The twice-a-day pill is suitable for women with hormone receptor-positive, HER2-negative, node-positive early breast cancer at high risk of recurrence who have had surgery. About 4,000 women will benefit initially, Nice said.

Helen Knight, the interim director of medicines evaluation at Nice, said the draft recommendation came less than a month after abemaciclib received its licence.

“The fact that we have been able to produce draft recommendations so quickly is testament to the success of our ambition to support patient access to clinically and cost effective treatments as early as possible,” said Knight. “Until now there have been no targeted treatments for people with this type of breast cancer.

“Abemaciclib with hormone therapy represents a significant improvement in how it is treated because being able to have a targeted treatment earlier after surgery will increase the chance of curing the disease and reduce the likelihood of developing incurable advanced disease.”

Abemaciclib works by targeting and inhibiting proteins in cancer cells which allow the cancer to divide and grow.
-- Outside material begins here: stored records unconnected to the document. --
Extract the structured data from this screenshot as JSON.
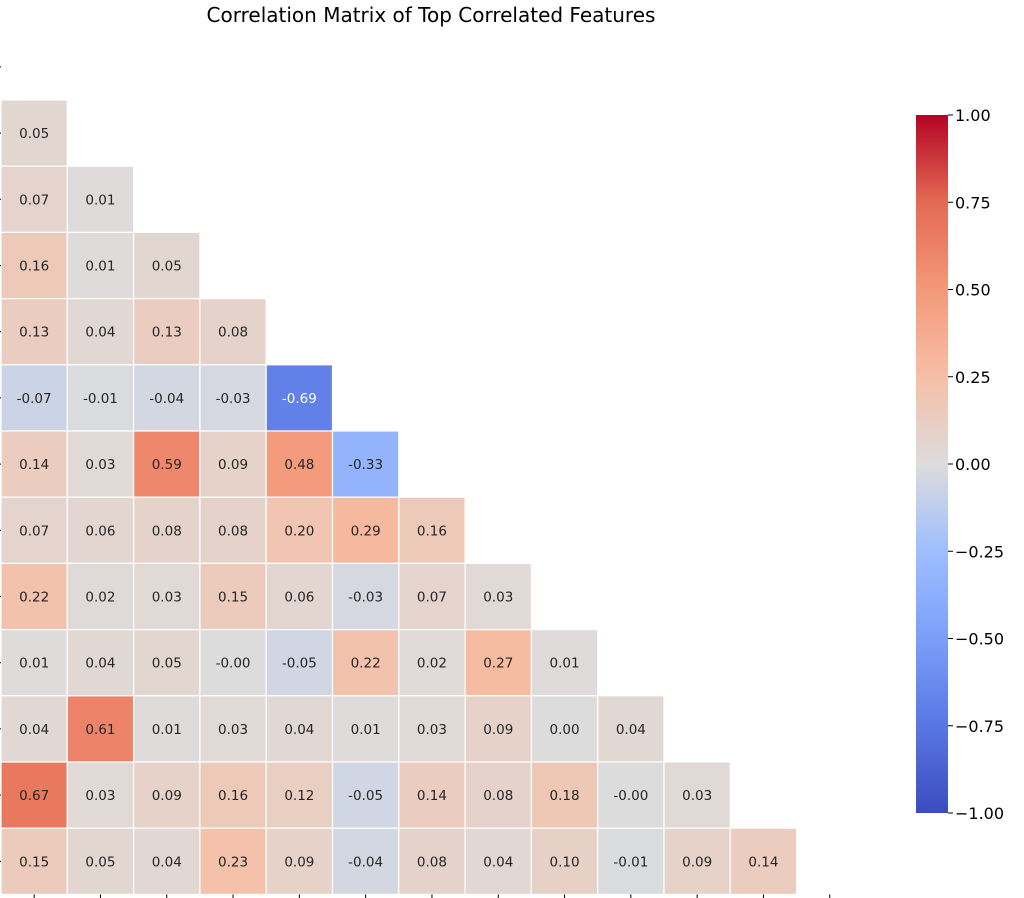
{
  "chart_data": {
    "type": "heatmap",
    "title": "Correlation Matrix of Top Correlated Features",
    "variant": "lower-triangle (upper triangle masked)",
    "colormap": "coolwarm",
    "vmin": -1.0,
    "vmax": 1.0,
    "row_labels": [],
    "column_labels": [],
    "rows": [
      [
        0.05
      ],
      [
        0.07,
        0.01
      ],
      [
        0.16,
        0.01,
        0.05
      ],
      [
        0.13,
        0.04,
        0.13,
        0.08
      ],
      [
        -0.07,
        -0.01,
        -0.04,
        -0.03,
        -0.69
      ],
      [
        0.14,
        0.03,
        0.59,
        0.09,
        0.48,
        -0.33
      ],
      [
        0.07,
        0.06,
        0.08,
        0.08,
        0.2,
        0.29,
        0.16
      ],
      [
        0.22,
        0.02,
        0.03,
        0.15,
        0.06,
        -0.03,
        0.07,
        0.03
      ],
      [
        0.01,
        0.04,
        0.05,
        -0.0,
        -0.05,
        0.22,
        0.02,
        0.27,
        0.01
      ],
      [
        0.04,
        0.61,
        0.01,
        0.03,
        0.04,
        0.01,
        0.03,
        0.09,
        0.0,
        0.04
      ],
      [
        0.67,
        0.03,
        0.09,
        0.16,
        0.12,
        -0.05,
        0.14,
        0.08,
        0.18,
        -0.0,
        0.03
      ],
      [
        0.15,
        0.05,
        0.04,
        0.23,
        0.09,
        -0.04,
        0.08,
        0.04,
        0.1,
        -0.01,
        0.09,
        0.14
      ]
    ],
    "colorbar": {
      "ticks": [
        1.0,
        0.75,
        0.5,
        0.25,
        0.0,
        -0.25,
        -0.5,
        -0.75,
        -1.0
      ],
      "tick_labels": [
        "1.00",
        "0.75",
        "0.50",
        "0.25",
        "0.00",
        "−0.25",
        "−0.50",
        "−0.75",
        "−1.00"
      ]
    }
  }
}
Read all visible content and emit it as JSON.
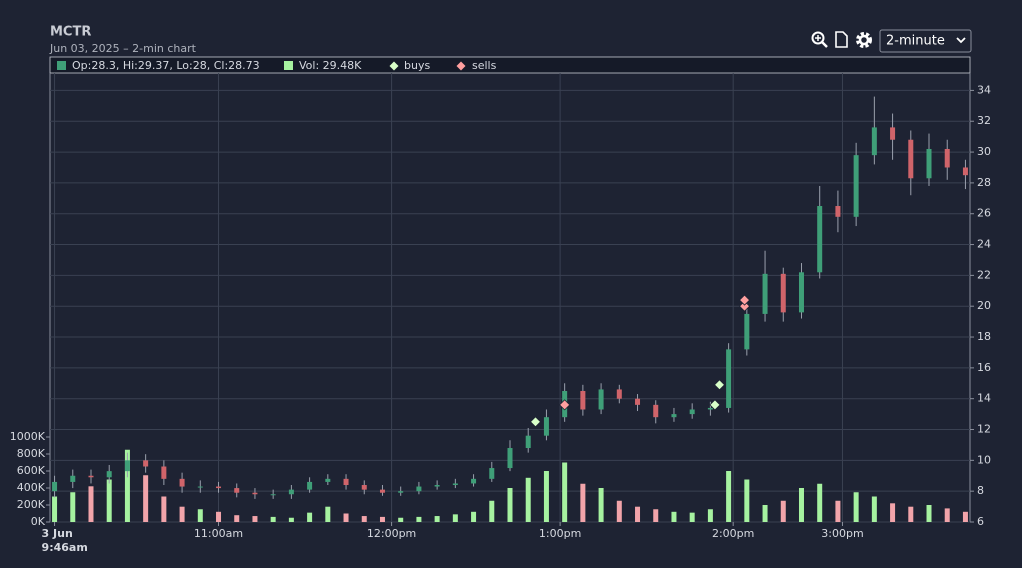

It normally costs £2,950 for a packet of 56 150mg-tablets, but the manufacturer, Eli Lilly, has agreed an undisclosed discounted price for NHS England.

“Thanks in part to this latest deal struck by NHS England, NHS patients will be able to access another new targeted drug for a common and aggressive form of breast cancer,” said Prof Peter Johnson, the cancer director of NHS England.

“Abemaciclib, when used alongside a hormone therapy, offers a new, doubly targeted, treatment option, helping to increase the chances of beating the cancer for good, as well as meeting the NHS’s commitment to delivering improved cancer care under our long-term plan.”